People's constant access to instant information and communication represents a paradigm shift in “the very culture of communication,” he said.

Erlandson noted that as part of this paradigm shift, Our Sunday Visitor has a social media manager “using Twitter, Pinterest, Facebook” and that those conversations get shared “internally as well as happening externally.”

Archbishop Celli pointed to the changing nature of internet culture, one that is now more focused on dialogue and interaction than on monologue.

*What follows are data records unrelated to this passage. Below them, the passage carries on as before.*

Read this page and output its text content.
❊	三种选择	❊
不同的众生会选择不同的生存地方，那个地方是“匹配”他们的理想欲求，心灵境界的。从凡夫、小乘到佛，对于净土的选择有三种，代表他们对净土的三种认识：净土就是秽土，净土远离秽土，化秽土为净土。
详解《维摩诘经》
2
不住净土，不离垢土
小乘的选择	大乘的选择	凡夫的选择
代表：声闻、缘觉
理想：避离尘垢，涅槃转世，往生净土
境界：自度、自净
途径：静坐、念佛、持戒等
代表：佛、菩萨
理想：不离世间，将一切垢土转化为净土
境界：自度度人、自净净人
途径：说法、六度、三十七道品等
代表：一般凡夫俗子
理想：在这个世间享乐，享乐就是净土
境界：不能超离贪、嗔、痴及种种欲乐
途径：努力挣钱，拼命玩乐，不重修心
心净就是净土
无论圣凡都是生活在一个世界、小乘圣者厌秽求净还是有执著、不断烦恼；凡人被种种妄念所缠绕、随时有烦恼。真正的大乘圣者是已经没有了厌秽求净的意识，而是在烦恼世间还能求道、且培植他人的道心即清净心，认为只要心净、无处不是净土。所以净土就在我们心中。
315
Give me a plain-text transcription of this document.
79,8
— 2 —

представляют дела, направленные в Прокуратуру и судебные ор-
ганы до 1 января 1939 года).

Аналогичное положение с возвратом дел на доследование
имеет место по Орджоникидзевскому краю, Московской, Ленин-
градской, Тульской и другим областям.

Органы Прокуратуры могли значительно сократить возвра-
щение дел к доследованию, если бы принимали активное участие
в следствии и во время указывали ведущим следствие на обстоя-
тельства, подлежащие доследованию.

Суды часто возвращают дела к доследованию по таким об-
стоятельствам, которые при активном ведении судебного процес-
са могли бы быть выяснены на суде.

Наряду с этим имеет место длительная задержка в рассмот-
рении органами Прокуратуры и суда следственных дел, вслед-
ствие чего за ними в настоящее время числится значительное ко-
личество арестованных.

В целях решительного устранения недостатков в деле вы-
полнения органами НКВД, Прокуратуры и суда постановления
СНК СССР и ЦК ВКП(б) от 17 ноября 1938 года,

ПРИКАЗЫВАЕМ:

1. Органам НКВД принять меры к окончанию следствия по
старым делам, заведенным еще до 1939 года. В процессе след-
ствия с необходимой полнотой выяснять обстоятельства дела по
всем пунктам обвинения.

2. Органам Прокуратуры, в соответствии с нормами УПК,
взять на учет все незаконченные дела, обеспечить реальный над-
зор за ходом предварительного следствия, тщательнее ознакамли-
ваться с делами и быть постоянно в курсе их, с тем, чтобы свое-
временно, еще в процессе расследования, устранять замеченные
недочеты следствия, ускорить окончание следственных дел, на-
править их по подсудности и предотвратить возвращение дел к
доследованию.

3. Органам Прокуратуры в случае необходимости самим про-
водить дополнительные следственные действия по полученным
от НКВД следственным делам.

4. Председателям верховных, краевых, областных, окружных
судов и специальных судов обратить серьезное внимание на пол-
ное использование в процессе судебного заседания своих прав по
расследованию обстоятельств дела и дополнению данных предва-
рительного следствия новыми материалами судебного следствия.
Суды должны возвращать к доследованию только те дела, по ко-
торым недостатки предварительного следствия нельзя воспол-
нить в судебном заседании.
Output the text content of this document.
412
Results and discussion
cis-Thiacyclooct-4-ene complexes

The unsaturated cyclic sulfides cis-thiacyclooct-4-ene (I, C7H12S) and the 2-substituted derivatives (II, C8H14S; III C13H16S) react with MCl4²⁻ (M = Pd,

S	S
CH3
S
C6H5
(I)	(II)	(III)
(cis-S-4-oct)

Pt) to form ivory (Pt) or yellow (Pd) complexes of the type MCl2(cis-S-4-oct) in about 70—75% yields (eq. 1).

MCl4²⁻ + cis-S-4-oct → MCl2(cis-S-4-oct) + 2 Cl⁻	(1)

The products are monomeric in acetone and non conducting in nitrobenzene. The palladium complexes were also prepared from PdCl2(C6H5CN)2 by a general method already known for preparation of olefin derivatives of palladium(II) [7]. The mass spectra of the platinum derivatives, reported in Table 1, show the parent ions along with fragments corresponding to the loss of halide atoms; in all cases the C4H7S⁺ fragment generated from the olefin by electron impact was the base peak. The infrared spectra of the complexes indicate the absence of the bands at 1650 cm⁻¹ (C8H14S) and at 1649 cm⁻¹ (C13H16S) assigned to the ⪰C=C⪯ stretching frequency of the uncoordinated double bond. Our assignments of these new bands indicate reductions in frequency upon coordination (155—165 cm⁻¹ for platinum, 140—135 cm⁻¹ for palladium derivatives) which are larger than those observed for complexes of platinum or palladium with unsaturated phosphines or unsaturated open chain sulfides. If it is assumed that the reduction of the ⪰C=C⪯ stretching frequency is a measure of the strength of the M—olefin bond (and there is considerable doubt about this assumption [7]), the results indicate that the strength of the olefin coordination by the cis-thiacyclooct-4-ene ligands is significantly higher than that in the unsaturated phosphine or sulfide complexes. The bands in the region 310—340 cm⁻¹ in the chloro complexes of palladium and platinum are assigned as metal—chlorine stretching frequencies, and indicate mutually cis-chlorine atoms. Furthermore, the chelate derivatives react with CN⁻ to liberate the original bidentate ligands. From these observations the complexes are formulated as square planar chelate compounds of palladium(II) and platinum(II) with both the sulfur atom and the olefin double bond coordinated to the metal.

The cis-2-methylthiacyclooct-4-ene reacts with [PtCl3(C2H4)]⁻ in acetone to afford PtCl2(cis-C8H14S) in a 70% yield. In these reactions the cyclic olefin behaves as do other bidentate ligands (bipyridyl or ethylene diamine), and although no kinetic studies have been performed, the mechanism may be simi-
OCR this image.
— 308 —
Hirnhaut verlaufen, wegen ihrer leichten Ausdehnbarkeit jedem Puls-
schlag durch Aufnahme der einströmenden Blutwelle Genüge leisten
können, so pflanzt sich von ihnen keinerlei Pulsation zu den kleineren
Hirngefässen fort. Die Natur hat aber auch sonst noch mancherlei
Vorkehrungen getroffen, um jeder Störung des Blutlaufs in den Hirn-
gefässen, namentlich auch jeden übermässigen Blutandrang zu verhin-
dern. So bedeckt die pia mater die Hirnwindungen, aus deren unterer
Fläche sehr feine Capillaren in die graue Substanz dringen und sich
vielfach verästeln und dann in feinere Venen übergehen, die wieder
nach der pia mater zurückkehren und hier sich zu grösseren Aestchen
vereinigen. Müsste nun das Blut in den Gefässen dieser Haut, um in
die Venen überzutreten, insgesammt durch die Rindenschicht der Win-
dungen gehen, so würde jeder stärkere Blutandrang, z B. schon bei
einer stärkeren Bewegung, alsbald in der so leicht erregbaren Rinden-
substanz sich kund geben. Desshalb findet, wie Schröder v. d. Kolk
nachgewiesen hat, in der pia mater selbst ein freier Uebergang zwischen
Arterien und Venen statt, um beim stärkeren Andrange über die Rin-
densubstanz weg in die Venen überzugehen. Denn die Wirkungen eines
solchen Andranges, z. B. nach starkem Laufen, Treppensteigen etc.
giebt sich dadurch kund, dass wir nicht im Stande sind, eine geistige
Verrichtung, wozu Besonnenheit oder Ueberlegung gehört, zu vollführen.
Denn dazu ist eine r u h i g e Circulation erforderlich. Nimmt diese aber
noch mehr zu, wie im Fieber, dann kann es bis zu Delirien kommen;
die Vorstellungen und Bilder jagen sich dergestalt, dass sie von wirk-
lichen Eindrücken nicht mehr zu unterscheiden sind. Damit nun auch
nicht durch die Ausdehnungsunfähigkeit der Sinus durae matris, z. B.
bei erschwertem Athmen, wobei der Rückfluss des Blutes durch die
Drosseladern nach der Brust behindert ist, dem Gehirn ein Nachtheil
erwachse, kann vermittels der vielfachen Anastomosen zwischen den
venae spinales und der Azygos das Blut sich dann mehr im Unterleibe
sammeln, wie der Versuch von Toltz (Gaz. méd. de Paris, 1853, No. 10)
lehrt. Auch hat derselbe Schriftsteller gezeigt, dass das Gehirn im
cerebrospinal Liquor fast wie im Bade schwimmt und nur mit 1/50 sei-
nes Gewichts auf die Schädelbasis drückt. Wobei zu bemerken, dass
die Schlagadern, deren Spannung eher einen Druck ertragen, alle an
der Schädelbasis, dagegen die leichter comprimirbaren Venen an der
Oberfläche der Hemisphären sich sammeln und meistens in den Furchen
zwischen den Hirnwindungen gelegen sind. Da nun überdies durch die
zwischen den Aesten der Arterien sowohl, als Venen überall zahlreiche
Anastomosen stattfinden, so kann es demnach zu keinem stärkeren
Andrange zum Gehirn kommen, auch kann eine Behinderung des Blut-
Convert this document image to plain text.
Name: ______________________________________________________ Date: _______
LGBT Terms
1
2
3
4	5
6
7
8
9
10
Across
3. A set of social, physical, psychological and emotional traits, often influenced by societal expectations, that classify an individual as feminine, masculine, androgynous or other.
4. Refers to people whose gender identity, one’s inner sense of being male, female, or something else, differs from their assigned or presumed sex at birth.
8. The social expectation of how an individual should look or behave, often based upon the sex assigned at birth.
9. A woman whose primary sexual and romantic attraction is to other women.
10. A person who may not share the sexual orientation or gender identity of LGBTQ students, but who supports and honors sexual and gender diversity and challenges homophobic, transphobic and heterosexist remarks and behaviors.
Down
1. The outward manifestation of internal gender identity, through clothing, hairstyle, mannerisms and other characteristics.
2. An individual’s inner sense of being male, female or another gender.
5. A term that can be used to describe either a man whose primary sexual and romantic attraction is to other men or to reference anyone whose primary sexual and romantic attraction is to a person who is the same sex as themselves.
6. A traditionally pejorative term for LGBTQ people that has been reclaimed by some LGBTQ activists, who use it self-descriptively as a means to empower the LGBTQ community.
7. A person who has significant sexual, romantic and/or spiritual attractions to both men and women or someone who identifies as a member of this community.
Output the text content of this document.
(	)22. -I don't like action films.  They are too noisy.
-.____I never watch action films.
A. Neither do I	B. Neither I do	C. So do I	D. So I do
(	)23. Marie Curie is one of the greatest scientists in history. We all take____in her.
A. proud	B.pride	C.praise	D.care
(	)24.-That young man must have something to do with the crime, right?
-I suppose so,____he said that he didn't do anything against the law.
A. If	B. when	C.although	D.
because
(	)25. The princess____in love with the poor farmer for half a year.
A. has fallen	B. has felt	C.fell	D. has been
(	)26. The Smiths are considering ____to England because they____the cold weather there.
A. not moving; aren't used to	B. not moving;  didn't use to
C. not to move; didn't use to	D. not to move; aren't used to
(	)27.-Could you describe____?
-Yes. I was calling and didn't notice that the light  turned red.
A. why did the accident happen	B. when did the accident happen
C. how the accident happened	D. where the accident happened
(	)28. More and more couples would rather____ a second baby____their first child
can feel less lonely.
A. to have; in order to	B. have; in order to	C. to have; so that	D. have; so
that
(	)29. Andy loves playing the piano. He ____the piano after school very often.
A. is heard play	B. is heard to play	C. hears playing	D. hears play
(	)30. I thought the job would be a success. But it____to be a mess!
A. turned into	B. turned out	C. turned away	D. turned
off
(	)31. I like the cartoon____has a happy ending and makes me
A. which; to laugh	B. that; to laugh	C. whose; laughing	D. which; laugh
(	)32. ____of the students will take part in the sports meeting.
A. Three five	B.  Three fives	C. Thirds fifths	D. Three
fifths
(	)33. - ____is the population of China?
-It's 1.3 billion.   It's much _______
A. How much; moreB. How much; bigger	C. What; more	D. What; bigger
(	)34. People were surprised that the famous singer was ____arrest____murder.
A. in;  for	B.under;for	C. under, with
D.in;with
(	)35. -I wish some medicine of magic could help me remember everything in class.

He said that while the Church should continue to focus on the content of faith, she must also look to the concerns and questions of her online audience.

He noted that developing “dialogical forms of teaching and presentation” were anticipated by Archbishop Noll, who promptly replied to every letter he received.

There is a need, the archbishop said, to communicate the faith not through text alone, but using “art, music and literature” to show how grace is working in the lives of Catholics.

He noted that the Church must adapt to the egalitarian nature of new media; “it does not automatically recognize or privilege the contributions of established authorities or institutions.”

This, he said, means that Church leaders must convey the gospel such that they can engage and “convince others who in turn will share our ideas with their friends, followers and dialogue partners.”

Erlandson thought that the archbishop's words acknowledging that “these forms of communication demand a back and forth, demand dialogue,” were “a courageous statement.”

He said the dialogue now occurring online is “the essence of evangelization.”

The laity, Archbishop Celli pointed out, are essential to the new evangelization. Their online presence can attract others to Christ and they can help to teach the faith.

“Father Noll provided the faithful with A Vest Pocket Book of Catholic Facts so that they would be able to answer questions about, and address challenges to, their faith. One can only guess what he might have achieved with smart-phones!”

This point was backed-up by Erlandson, who characterized Archbishop Noll as “a classic early adopter.”

Archbishop Celli concluded saying, “Every Catholic should be an apostle, representing his Church creditably before his neighbors and the people among who he works.”